Title:-={ H A C K E R S }=-
Notice:Write locked - see NOTED::HACKERS
Moderator:DIEHRD::MORRIS
Created:Thu Feb 20 1986
Last Modified:Mon Aug 03 1992
Last Successful Update:Fri Jun 06 1997
Number of topics:680
Total number of notes:5456

103.0. "Practical Kolmogorov Complexity" by RANI::LEICHTERJ () Tue Mar 26 1985 21:39

[Kolmogorov Complexity measures the difficulty of a problem by the length of
the shortest program that solves it.]

In recent weeks, I've come across two amusing "real-world" (though hacky)
Kolmogorov complexity like challenges:

1.  Reported to me by Larry Carter of IBM Watson Labs.  They had a challenge
going for a while:  WRite the shortes program to translate EBCDIC to ASCII.
If you look at EBCDIC, you'll see that the translation is quite irregular,
so you have a lot to play with.  An obvious thing to use is the IBM 370
Translate instruction, which will do the actual translation in one instruction.
But, you then need a 256-byte translation table.  The table is bigger than
some complete programs.  "Solution":  Somewhere in memory, someone is almost
certain to have a copy of the table.  Search for it.  To search efficiently
in a small amount of space, what you actually use is a hash coding scheme -
you compute (say) 64-bit signatures of successive 256-byte blocks starting at
every memory location until one gives you the pre-computed right value.  Then
use that block.  With a properly chosen random signature scheme, the chance of
a false match is extremely small - smaller than the chance of a couple of
undetected memory errors while you are running.

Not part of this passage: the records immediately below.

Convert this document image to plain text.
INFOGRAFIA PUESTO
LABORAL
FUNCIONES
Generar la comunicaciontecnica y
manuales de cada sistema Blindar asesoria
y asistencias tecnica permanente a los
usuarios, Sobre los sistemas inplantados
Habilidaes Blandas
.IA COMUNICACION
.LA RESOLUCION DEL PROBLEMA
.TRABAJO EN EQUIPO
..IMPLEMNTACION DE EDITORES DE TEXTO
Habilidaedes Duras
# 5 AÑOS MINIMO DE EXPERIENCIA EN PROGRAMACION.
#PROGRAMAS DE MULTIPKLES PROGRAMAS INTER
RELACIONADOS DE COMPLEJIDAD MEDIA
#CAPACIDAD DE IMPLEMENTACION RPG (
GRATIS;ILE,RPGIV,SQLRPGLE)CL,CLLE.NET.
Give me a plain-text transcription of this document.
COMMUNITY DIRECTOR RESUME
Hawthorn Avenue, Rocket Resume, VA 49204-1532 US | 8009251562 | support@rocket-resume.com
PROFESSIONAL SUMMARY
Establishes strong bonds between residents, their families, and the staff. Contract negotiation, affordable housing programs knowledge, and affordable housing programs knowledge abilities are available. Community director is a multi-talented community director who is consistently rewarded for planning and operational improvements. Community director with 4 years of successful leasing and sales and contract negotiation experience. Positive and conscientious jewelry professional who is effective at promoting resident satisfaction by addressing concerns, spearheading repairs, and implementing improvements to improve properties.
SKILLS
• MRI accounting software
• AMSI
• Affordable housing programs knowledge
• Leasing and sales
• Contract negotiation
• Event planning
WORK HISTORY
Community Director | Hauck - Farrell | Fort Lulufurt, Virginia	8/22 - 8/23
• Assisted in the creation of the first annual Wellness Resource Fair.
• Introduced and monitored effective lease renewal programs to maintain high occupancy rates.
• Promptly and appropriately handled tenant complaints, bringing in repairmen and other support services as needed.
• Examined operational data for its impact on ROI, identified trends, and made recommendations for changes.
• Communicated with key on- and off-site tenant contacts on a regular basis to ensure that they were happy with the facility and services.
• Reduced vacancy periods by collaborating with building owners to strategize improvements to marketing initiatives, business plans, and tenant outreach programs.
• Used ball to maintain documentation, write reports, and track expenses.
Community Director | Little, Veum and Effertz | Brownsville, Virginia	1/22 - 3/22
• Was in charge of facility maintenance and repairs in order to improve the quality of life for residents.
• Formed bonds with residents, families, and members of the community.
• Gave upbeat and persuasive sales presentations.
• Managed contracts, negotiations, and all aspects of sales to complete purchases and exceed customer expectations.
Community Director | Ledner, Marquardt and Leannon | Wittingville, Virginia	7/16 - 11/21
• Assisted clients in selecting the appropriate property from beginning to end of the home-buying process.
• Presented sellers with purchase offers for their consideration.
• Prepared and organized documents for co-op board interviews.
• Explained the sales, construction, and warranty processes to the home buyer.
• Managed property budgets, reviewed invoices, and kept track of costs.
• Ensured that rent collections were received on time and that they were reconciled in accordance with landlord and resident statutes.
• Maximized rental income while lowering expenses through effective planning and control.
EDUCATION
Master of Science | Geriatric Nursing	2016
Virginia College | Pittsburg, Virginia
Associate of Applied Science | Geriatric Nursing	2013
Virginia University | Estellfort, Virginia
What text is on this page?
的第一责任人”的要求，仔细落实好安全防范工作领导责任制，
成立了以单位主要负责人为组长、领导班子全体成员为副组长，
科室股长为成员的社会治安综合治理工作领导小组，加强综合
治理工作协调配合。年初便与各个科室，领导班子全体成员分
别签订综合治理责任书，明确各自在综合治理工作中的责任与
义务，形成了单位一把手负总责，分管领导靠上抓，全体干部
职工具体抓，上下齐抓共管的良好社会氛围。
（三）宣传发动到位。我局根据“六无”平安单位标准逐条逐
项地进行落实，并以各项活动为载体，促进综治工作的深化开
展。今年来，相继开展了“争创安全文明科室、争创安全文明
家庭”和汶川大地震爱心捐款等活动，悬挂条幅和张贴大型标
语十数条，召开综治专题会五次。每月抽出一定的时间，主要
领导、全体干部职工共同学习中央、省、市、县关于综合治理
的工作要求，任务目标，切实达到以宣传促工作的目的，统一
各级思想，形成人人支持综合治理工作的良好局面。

2.  A context at CMU:  Write the shortest program that, when run, prints the
words in a given dictionary (some 90,000 English words).  (And no others, of
course.)  Obviously, any data files count against the size of your program
(for simplicity, they made you include all your data in-line and forbade the
use of any additional files.)  So, the whole game is clever compression of the
words in the dictionary.

The winning program got something on the order of an 11-fold compression over
the original dictionary (straight ASCII text).